Me da la sensación de que en la sociedad actual erramos bastante los tiros. Andamos con la puntería desviada. En casos de violencia contra la mujer, por ejemplo, hay quien suele apuntar hacia el extranjero –siempre con el mismo pantone, que quede claro- para vomitar todo su odio. Es lo que ha sucedido en Gata de Gorgos, un pueblo que por primera vez han visitado ciertos personajes para clamar por el cierre de fronteras a los magrebíes. No basta con que desde el Ayuntamiento, desde la gent del poble e incluso desde la familia de la víctima, apaleada hasta morir, se haya solicitado justicia, y no venganza, y que se dejen de lado las posturas xenófobas o racistas. La escopeta de las mismas hordas que persiguen a la criatura del Frankenstein de Mary Wollstonecraft Shelley sigue apuntando hacia el lugar equivocado. Por supuesto que existen crímenes cometidos por extranjeros. Constituyen un porcentaje de la población y, por tanto, tienen representación en todos los órdenes sociales. Incluida la comisión de delitos. Pero cabría recordar que Antonio Anglés era, o es, español. Igual que José Bretón. O el Cuco y Miguel Carcaño. O el Chicle. O el Rey del Cachopo. Protagonistas de algunos de los asesinatos más truculentos de España en las últimas décadas. Pueden googlear sus nombres, por si no los identifican a la primera.

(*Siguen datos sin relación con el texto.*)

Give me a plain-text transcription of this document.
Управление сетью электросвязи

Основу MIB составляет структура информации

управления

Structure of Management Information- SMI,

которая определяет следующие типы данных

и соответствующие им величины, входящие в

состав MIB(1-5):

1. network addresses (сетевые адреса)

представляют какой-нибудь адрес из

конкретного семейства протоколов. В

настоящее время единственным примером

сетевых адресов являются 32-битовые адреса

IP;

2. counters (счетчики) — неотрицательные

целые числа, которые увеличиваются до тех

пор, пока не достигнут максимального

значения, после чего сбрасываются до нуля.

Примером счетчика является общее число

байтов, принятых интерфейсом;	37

Hasta ese partido que abomina de las subvenciones a la cultura, a los colectivos LGTBI y a las políticas de igualdad o contra la violencia de género, yerra el tiro. Porque luego riegan con dinero público la cultura como (su) dios manda, la tauromaquia, las oficinas antiokupa o las asociaciones en defensa de los hombres víctimas de la violencia doméstica. Y sus votantes no parecen darse cuenta de que para ese partido, y otros influencers, el problema no está en las ayudas públicas, sino en quién las recibe. Pero se les dispara el brazo derecho hacia arriba, como a uno de los personajes de Peter Sellers en ¿Teléfono rojo? Volamos hacia Moscú, de Kubrick, y a sus seguidores parece que se les olvida el supuesto contenido del discurso. Los franceses, pese a la victoria de la ultraderecha en la primera vuelta de las legislativas, nos han dejado unas miguitas para que recuperemos la senda correcta. En París, la ciudad con mayor presencia de inmigrantes del país, muy por encima del resto, rodeada de banlieues degradados por la pobreza, el partido de Marine Le Pen no ha ganado en un solo distrito. Ni uno. Igual compartir espacio con los diferentes no es el problema. Quizá hay que apuntar hacia otra diana.